When:
Friday, October 25, 2019
4:00 PM - 6:00 PM CT
Where: Kresge Hall, 2425, 1880 Campus Drive , Evanston, IL 60208 map it
Audience: Faculty/Staff - Student - Public - Post Docs/Docs - Graduate Students
Contact:
Emily Berry
(847) 491-3656
Group: Philosophy Colloquium Series
Category: Academic
Toxic Speech: Core Concepts of Discursive Epidemiology
Lynne Tirrell, University of Connecticut
This talk will introduce the central concepts of my account of toxic speech, drawing from both philosophy of language and social epidemiology. A medical conception of toxicity looks at the toxin, the dose, frequency, rout of delivery, susceptibility of the individual or population and more. All these factors can be fruitfully explored in connection to understanding the mechanisms by which speech acts and discursive practices can inflict harm, making sense of claims about harms arising from speech devoid of slurs, epithets, or a narrower class I call 'deeply derogatory terms.' Toxic effects vary depending on one's epistemic position, access, and authority.
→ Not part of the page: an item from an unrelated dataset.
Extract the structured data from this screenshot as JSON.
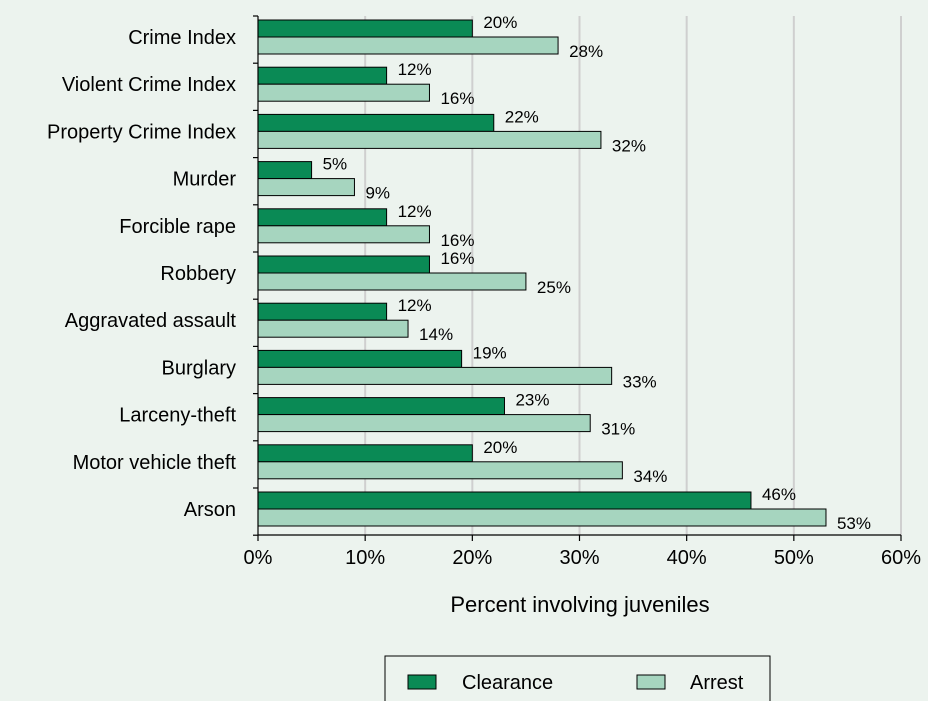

By highlighting the role of uptake and susceptibility, this model suggests a framework for thinking about damage variation. An inferentialist account of discursive practice plus a dynamic view of the power of language games offers tools to analyze the toxic power of speech acts. Even a simple account of language games has the potential to track changes in our discursive practices. Identifying patterns contributes to an epidemiology of toxic speech, which might include tracking increasing use of derogatory terms, us/them dichotomization, terms of isolation, new essentialism, and more. Finally, I will highlight a few ways to respond to toxic speech, some predictable from past theories (Brandom's challenging, Langton's blocking) and some perhaps more unexpected.